Il dut également aller à la chasse, monter à cheval et connaître le langage des écuries, conduire une automobile et apprendre le mécanisme du moteur, jouer à des jeux de cartes qui étaient pour lui un casse-tête, entendre pendant quatre longues heures, dans un lieu appelé opéra, des chanteurs qui proféraient des paroles inintelligibles couvertes par une musique discordante, de sorte qu’elle ne permettait même pas de dormir.
Sakatlava commençait à penser que la vie serait supportable, n’étaient les distractions, lorsque Rébecca le jugea à point pour une dernière épreuve.
— Ce n’est pas tout de s’amuser, dit-elle un jour avec une secrète ironie. Les grandes fortunes ne se conservent que par les moyens qui les ont formées. Un homme très riche ne peut se dispenser d’être entendu aux affaires et habile en finance, sous peine d’une ruine rapide.
Alors le pêcheur dut s’initier aux mystères de l’argent, aligner des comptes, déchiffrer des bilans, fréquenter la Bourse, apprendre les reports et les déports, le ferme et les primes, s’exercer aux arbitrages, prévoir si le sucre baisserait et si le cuivre monterait, veiller sur les cours du blé à Calcutta et de la soie à Hong-Kong. Au bout de quelques semaines, il sentit que son cerveau éclatait et que ses nerfs étaient à bout.
Alors il se souvint qu’il était plus heureux, libre et pieds nus, quand, vêtu d’un simple caleçon de toile, il se chauffait au soleil sur les dalles du port et quand, après avoir vendu son poisson, il jouait aux dés avec ses camarades marins. Il prit en dégoût les servitudes de la fortune et souhaita de redevenir un pauvre pêcheur.
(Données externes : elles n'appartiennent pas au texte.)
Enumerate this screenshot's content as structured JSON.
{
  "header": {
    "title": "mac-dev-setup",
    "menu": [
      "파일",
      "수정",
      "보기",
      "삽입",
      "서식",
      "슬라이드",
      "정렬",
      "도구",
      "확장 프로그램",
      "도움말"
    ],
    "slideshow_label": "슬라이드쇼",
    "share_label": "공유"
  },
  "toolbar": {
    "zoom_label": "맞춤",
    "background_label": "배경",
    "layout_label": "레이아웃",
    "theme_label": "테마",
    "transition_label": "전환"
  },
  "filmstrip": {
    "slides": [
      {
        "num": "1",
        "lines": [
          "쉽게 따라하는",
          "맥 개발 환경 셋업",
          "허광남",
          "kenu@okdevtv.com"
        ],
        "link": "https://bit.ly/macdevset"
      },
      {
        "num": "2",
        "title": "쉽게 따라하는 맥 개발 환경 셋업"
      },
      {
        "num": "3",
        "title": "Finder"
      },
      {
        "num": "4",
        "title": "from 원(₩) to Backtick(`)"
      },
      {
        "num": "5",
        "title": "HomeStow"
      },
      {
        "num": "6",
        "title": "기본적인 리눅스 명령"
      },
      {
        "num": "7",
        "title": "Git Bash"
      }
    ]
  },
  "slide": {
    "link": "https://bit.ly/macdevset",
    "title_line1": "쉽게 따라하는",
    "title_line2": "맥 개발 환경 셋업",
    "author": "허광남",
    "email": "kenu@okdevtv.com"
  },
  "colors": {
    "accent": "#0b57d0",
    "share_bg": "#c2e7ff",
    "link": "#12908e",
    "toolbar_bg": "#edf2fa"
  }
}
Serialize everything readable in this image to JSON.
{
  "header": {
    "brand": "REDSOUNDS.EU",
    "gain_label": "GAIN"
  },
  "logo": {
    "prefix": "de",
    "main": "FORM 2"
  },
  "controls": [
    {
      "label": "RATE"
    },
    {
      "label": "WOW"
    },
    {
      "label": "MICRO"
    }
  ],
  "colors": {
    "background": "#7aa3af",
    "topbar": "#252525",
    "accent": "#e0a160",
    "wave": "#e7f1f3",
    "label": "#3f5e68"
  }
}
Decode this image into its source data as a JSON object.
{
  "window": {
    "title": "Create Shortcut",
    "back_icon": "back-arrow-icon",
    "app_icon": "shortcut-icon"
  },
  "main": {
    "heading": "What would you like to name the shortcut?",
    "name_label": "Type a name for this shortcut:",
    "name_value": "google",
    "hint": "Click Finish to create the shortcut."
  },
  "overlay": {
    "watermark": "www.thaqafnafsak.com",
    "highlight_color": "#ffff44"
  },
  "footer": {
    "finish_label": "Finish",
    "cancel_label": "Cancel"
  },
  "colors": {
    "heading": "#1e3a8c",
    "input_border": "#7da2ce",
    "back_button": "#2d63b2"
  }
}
C’était le moment que Rébecca attendait. Elle lui donna quelques roupies qui le comblèrent de joie et pour lesquelles il la tint quitte de ses châteaux, de ses voitures, de ses domestiques, de ses amusements et de son hygiène, car il est aussi difficile de vivre dans l’opulence quand on a vécu dans la pauvreté que de s’accoutumer à la pauvreté quand on a connu la richesse.
Et voilà pour le troisième lauréat du concours institué par le prince Tanore. Quant au quatrième, c’était un agriculteur qui donnait l’exemple, devenu rare, de la fidélité à la vie des champs, de l’attachement aux anciennes coutumes et du respect des ancêtres, car c’était alors à qui déserterait la terre et renierait les traditions. Lorsque Rahadit fut invité à choisir son épouse parmi toutes les vierges du royaume, il dit simplement :
— Je ne veux point d’autre compagne que l’aimable Rahadita, à laquelle je suis promis depuis mon enfance.
Rahadita était de la même condition que Rahadit. Leurs fortunes étaient égales. Ils avaient été élevés dans les mêmes usages et selon les mêmes principes. C’est pourquoi, sans doute, ils furent parfaitement heureux et ne se séparèrent qu’à la mort.